7 diciembre 2018

Stagnant Employment and the Threat of Unemployment

For more than six months now registered employment at the private sector has remained at a total of 6.2 million job positions, and as you will see, it is inexplicable how the unemployment rate is still at 9.6% when some 200,000 jobs per year are necessary just to cover natural increase, meaning the young people entering the job market minus those who leave it.

Published in El Cronista on December 4, 2018
In September, the number of jobs fell to 6,185,900 even though there was a 1% increase in the registration of the self-employed while the rate of freelancers dropped 0.7% and the percentage of registered domestic servants rose by 4.5%.

At the public sector, where hiring should have been frozen and unified ministries should have been reorganized, the employment rate remains unchanged with a record of more than 3,160,000 civil servants. Just considering vacant positions due to retirement, resignation, death, and the like, the State general staff should decrease at a rate of 7% per year, i.e. roughly 200,000 employees per year. However, the level is still on the rise and staying strong without any improvement in terms of quantity and efficiency. The so-called austerity at the national, provincial and municipal State levels is conspicuous by its absence, with a few honorable exceptions.

Employee suspension due to a lack or decline of work has increased significantly at the private sector in 2018, predicting the fall in employment that can now be checked in SIPA registries [Argentine Integrated Social Security System]. Data and surveys show that one of the greatest fears is job loss, in the current circumstances where rehiring can take more than one year.

In addition, in a context of stagflation (inflation + recession), the inevitable effect that can be expected is the fall in employment, together with the loss in purchasing power, which is lagging behind inflation by more than 12%.

According to the most well-known consulting firms, the clandestine economy has somehow grown. This is where SMEs can find refuge when they do not have the means to afford wages, social security contributions and taxes, and tax pressure is at its peak and does not stop.

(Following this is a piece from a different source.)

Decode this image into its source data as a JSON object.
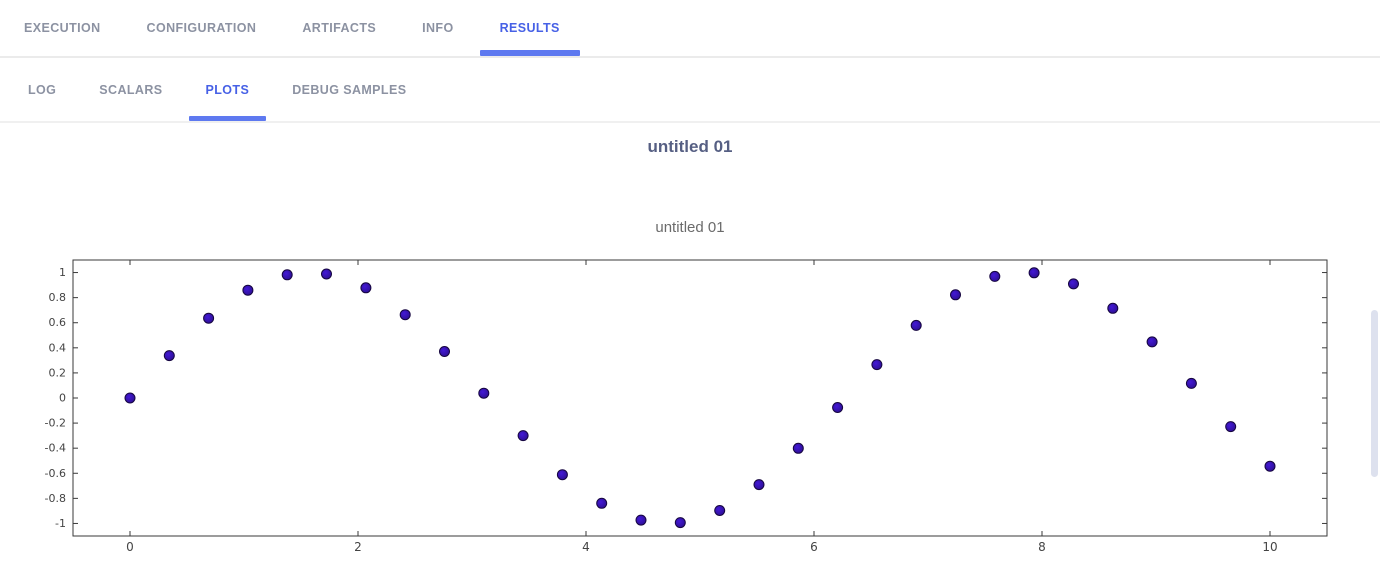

Today what’s most striking is that labor-intensive industries, such as IT or national and international tourism, have failed to take specific actions to promote motivation and speed up the decision-making process to attract investment. For instance, encourage and promote short-term training with immediate job opportunities; regulate tax-free schemes like many countries have done where taxes are not levied or VAT is refunded to foreign tourists; promote off-season travelling in destinations that can welcome visitors during the four seasons; create other incentives for those who live in bordering countries in an attempt to reinforce the trend.

As a matter of fact, the different areas of the Government act on the needs and requirements of each sector late or after the fact.

There are some sectors where they are clearly concerned about their image and not about the negative effects that certain decisions may have on the people or the community. The image is the direct effect of real, everyday life events. The truth is difficult to conceal or cover up by some political subterfuge, camouflage or circumstantial maneuver.

For rebuilding the domestic market it is necessary to have trust, keep the rules of the game in the medium term, promote incentives to increase motivation and achieve general goals, in labor and employment matters as well.

Therefore, with the labor reform crushed by the comings and goings of labor and employment policies, the new indexes to update pension and retirement benefits, the deferred minimum non-taxable income for social security purposes, the impact of Income Tax 4th Bracket, the arbitrariness with which certain allowances are administered and granted late, the fall in employment,  the obvious rise in unemployment, the loss in the purchasing power of wages under collective bargaining agreements, and the virtual disappearance of the Department of Labor, all this shows that today the labor and social segments are being left behind and are not a priority for the State general policies.

By Julian A. de Diego
Director of the postgraduate course on Human Resources at the School of Business at UCA.